BAGHDAD -- U.S.-led forces did battle with Shiite Muslim militiamen in southern Iraq yesterday and killed at least 20 suspected fighters, the military said, while car bombs and other violence left at least 40 people dead in the capital following days of calm brought on by a curfew.
Violence also erupted again in Samarra, north of Baghdad, the site of a bombing last Wednesday that targeted a revered Shiite shrine and prompted officials to clamp curfews on Baghdad and Samarra. Police said four people died when a suicide bomber rammed his car into a Samarra school that was being used to house police officers.
A 24-hour curfew in Samarra was relaxed Saturday, and movements were restricted only from 8 p.m. until 7 a.m. The car bomber struck yesterday afternoon.
Four suspects were arrested in connection with the mosque bombing.
Baghdad's curfew, also imposed in the wake of last week's blast at the Golden Mosque, was lifted Sunday. While in place, it had kept a lid on sectarian bloodshed and other violence, but police yesterday said in the first 24 hours after its lifting, the bodies of 33 men were found strewn across the capital. All were believed to be victims of sectarian death squads.
Also yesterday, the U.S. military announced the death of an American soldier.
In the city of Fallujah in western Anbar province, two car bombs exploded in two markets. Police said at least 13 Iraqis died.
U.S.-led forces launched major attacks in southern Baghdad's Maysan province in what appeared to be a nationwide move against Shiite militiamen and Sunni insurgents.
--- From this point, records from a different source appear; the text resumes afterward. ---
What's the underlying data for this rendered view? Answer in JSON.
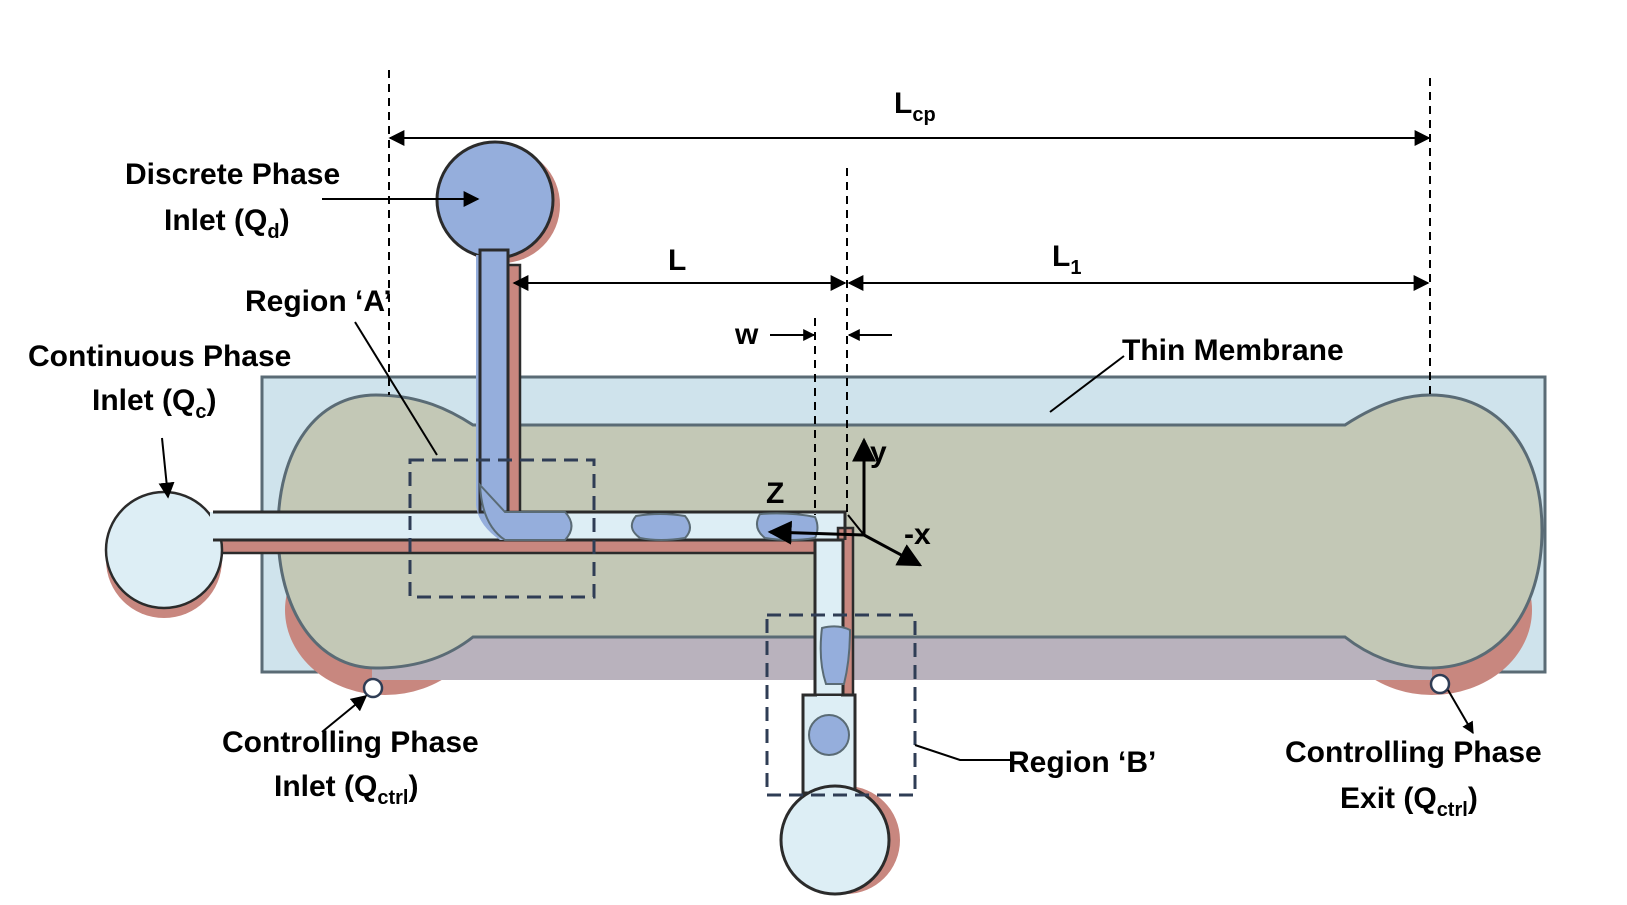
{
  "labels": {
    "discrete_inlet": {
      "line1": "Discrete Phase",
      "line2_main": "Inlet (Q",
      "line2_sub": "d",
      "line2_end": ")"
    },
    "region_a": "Region ‘A’",
    "continuous_inlet": {
      "line1": "Continuous Phase",
      "line2_main": "Inlet  (Q",
      "line2_sub": "c",
      "line2_end": ")"
    },
    "ctrl_inlet": {
      "line1": "Controlling Phase",
      "line2_main": "Inlet (Q",
      "line2_sub": "ctrl",
      "line2_end": ")"
    },
    "ctrl_exit": {
      "line1": "Controlling Phase",
      "line2_main": "Exit  (Q",
      "line2_sub": "ctrl",
      "line2_end": ")"
    },
    "thin_membrane": "Thin Membrane",
    "region_b": "Region ‘B’"
  },
  "dimensions": {
    "lcp_main": "L",
    "lcp_sub": "cp",
    "l": "L",
    "l1_main": "L",
    "l1_sub": "1",
    "w": "w"
  },
  "axes": {
    "y": "y",
    "minus_x": "-x",
    "z": "Z"
  },
  "colors": {
    "membrane": "#cfe3ec",
    "chamber": "#c3c8b6",
    "chamber_shadow": "#b9b2bd",
    "channel": "#ddeef5",
    "channel_edge": "#2b2b2b",
    "shadow": "#c8877f",
    "droplet": "#95aedc",
    "outline": "#5a6b75",
    "dashed_box": "#2f3d55"
  }
}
Operations were launched over the weekend in areas surrounding Baghdad as the military sought to cut supply routes for Sunni insurgents moving arms and fighters into the capital. The battles in Maysan were aimed at Shiite militiamen loyal to radical cleric Muqtada al-Sadr.
A military statement said at least 20 suspected terrorists were killed and six wounded.
Locals, though, said the casualties included civilians.
Tina Susman writes for the Los Angeles Times.